Is ELSS better than PPF?

Yes, ELSS offers better returns over a long run in comparison to a Public Provident Fund.

Is ELSS safe?

No, ELSS is a market-linked instrument which comes with a high risk and high returns.

Is it good to invest in ELSS?

Yes, if you want to gain the double benefit of tax saving along with wealth creation, the ELSS is an excellent investment option.

Is ULIP a mutual fund?

No, a ULIP is completely different from a financial instrument.

Is ULIP better than mutual fund?

Yes, a ULIP provides higher returns along with the benefit of life cover, which is absent in an ELSS plan.

Is ULIP good for long term?

Yes, a ULIP is designed for a long term investment horizon of 10-15 years in order to generate good returns.

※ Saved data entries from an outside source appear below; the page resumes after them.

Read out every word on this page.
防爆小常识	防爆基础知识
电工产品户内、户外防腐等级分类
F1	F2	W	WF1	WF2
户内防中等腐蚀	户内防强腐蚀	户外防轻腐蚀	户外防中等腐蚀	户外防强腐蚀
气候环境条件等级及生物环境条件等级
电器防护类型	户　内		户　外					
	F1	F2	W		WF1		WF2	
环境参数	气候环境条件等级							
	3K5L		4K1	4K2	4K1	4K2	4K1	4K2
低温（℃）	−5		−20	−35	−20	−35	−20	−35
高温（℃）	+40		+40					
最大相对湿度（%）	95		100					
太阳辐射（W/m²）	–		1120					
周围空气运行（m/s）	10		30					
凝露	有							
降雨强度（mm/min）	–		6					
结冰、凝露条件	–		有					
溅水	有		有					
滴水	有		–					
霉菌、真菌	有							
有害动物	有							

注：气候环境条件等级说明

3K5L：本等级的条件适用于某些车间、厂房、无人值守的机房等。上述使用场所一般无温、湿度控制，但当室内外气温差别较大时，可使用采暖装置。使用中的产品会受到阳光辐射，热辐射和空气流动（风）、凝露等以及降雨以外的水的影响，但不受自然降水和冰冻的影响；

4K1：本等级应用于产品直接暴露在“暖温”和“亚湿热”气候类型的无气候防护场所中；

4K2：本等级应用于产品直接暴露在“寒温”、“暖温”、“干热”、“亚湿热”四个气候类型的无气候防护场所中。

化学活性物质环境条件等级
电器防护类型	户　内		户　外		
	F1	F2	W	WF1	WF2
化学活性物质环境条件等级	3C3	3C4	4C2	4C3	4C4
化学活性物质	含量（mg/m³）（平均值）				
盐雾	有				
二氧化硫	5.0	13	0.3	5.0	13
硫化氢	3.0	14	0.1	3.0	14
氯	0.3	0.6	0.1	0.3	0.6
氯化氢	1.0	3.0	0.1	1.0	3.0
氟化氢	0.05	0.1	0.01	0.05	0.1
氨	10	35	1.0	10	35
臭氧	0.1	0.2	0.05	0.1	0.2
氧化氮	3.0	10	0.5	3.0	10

Is ULIP a good investment?

Yes, a ULIP not only provides good investment returns, but also life cover for you and your family.

Is ULIP return taxable?

Yes, only if the annual premium is 10% of the Sum Assured.

What is difference between SIP and ULIP?

A SIP is a Systematic Investment Plan is a mode of investment wherein you put money regularly into a mutual fund. A ULIP is an investment cum insurance fund. The major difference between a ULIP and a SIP is that a ULIP offers life cover while a SIP offers doesn’t.